Au commencement était l’image. L’image d’un tableau énigmatique, sur lequel ont glosé tous les siècles et tous les esprits. « L’œil noir des Infantes » que Huysmans retrouvait dans le regard d’Alexandrine, la femme de Zola — la même que Cézanne a immortalisée ; puis Manet, en arrière-plan de son Déjeuner sur l’herbe (1863). La princesse Marguerite-Thérèse, entourée de ses demoiselles d’honneur — les fameuses ménines, Doña Isabel de Velasco, et Dona Isabel de Velasco, de sa gouvernante, Doña Marcela de Ulloa, des nains Maribarbola et Nicolas Pertusato, de l’écuyer des dames de la Cour, Diego Ruiz de Azcona et, au dernier plan, dans l’encadrement d’une porte entrouverte, de Don Jose Nieto, le chambellan de sa mère, la Reine. Marie-Anne d’Autriche apparaît d’ailleurs en compagnie de Philippe IV, effumée dans le reflet d’un miroir, accroché au fond de la scène peinte par Vélazquez. Le peintre figure lui-même à gauche de l’Infante, en pleine réalisation d’une toile — celle que nous voyons ? — arrêtant d’un geste la course de son instrument, dont on ne sait plus bien s’il s’agit d’un pinceau ou d’une épée. L’image d’un tableau qui continue d’agiter notre inconscient collectif, jusqu’à nourrir la culture populaire, se glissant à l’épilogue d’un succès bédéesque tel que Les Indes Fourbes[5].
Au départ donc était l’image. Seulement après vint le verbe ; celui de Jacques Lacan, de Michel Butor, ou de Kenneth Clark. Le verbe de Michel Foucault délaissant La Trahison des images (1929) pour Les Ménines ; le verbe de Svetlana Alpers oubliant Rembrandt Harmenszoon van Rijn pour Diego Rodríguez de Silva y Velázquez. À tous ces commentaires de regardeurs érudits s’ajoute à présent l’examen attentif de Jérémie Kœring.
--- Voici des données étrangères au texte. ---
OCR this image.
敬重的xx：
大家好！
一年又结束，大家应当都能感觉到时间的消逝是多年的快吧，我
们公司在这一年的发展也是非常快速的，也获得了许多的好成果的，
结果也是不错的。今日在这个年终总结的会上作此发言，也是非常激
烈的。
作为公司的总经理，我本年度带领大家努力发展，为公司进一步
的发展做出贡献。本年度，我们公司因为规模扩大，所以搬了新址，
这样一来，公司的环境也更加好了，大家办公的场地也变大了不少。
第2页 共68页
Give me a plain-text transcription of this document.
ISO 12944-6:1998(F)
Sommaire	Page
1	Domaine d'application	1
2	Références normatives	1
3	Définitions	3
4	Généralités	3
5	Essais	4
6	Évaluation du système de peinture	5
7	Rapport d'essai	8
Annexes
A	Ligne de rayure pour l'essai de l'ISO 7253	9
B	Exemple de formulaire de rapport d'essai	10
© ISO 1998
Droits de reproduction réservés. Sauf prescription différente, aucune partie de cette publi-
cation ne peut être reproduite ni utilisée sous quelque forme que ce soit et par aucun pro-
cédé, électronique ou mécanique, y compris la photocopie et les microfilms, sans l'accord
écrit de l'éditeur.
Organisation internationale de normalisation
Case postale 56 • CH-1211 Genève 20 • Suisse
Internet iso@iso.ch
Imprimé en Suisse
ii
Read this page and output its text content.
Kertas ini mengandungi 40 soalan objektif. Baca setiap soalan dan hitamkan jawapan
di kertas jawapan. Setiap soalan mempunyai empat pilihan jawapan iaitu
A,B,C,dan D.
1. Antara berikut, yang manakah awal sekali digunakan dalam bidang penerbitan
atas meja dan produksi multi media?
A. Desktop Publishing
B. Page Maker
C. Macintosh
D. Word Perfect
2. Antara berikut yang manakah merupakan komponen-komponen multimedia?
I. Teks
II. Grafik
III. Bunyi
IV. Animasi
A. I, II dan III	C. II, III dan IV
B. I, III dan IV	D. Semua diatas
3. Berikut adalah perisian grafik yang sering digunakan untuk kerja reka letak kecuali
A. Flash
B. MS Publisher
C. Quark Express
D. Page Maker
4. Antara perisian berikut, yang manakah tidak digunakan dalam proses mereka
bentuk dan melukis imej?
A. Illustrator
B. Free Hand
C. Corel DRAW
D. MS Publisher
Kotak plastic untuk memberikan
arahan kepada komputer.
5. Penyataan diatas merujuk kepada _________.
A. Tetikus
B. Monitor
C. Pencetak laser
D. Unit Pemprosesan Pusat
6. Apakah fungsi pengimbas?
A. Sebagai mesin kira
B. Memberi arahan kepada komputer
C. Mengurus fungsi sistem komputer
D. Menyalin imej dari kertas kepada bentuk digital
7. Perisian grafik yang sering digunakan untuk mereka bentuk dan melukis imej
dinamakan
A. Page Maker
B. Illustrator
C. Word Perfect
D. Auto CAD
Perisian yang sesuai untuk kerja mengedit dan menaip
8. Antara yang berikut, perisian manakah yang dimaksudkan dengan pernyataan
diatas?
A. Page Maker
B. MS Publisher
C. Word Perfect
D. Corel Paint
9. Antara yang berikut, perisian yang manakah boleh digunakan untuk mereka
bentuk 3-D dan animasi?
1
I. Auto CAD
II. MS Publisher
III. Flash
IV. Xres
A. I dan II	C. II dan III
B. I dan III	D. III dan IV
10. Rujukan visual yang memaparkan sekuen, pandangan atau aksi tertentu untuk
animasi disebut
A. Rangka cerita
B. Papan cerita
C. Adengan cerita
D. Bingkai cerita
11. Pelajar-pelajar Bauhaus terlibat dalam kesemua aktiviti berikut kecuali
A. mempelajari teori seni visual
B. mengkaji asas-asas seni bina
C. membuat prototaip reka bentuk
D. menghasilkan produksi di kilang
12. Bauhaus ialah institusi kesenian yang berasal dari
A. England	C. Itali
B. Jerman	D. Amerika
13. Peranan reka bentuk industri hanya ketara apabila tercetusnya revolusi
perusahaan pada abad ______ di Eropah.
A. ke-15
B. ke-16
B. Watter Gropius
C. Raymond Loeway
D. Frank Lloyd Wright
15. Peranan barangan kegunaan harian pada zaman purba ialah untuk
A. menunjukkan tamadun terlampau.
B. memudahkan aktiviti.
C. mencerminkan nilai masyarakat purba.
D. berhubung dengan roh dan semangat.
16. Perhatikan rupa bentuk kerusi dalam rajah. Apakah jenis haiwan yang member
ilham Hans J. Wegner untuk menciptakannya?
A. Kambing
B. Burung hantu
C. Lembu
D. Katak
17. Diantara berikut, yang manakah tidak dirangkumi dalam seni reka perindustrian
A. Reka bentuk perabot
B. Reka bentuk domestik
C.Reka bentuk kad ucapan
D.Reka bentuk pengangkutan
Le spécialiste s’appuie sur des analyses maintes fois débattues pour s’avancer en « des sentiers un peu moins fréquentés. »

Loués soient les universitaires qui abandonnent le langage de l’Université. Jérémie Kœring, grâce lui soit rendue, ne sacrifie pas au sacro-saint déroulé académique. Il se contente de prendre le lecteur par la main, ou par les yeux, pour le suprême plaisir de le perdre. Car Les Ménines, c’est avant tout un labyrinthe de questions. Si « la composition procède autant de l’imitation de « tout ce qui se voit dessous le Soleil », pour reprendre une expression de Nicolas Poussin », on se demande pourquoi l’avoir bourrée de références picturales — à commencer par les deux copies de Rubens accrochées en arrière-plan, dans un « brouillard chromatique. » Mais Vélazquez fait mieux que de citer Rubens ; il se cite lui-même. Comment ne pas retrouver ici La Leçon d’équitation du prince Balthasar-Carlo (1636-1637, huile sur toile, collection du duc de Westminster, Londres) ou le couple royal, déjà, surgit à l’arrière plan ? Pour Jérémie Kœring, « bien que distants de vingt ans, les deux tableaux apparaissent comme les deux faces d’une même pièce politique. » À quoi Vélazquez joue-t-il exactement ? Ou plutôt, avec qui ? Les Ménines serait-il l’hommage d’un artiste à un roi peintre dont la vision, subitement, se fige sur la toile ? Une vision réservée à lui seul et, à ce titre, installée dans son cabinet privé. L’acte divin par excellence, après tout, n’est-il pas de créer ? Aurait-on devant les yeux une vision royale, exécutée par la main experte et servile d’un puissant démiurge ? Philippus invenit, Velazquius pingebat. Sinon comment expliquer que le couple royal ait disparu de la copie du tableau réalisée par Juan Bautista Martínez del Mazo pour Don Gaspar de Haro, Marqués del Carpio, peu avant 1677 ?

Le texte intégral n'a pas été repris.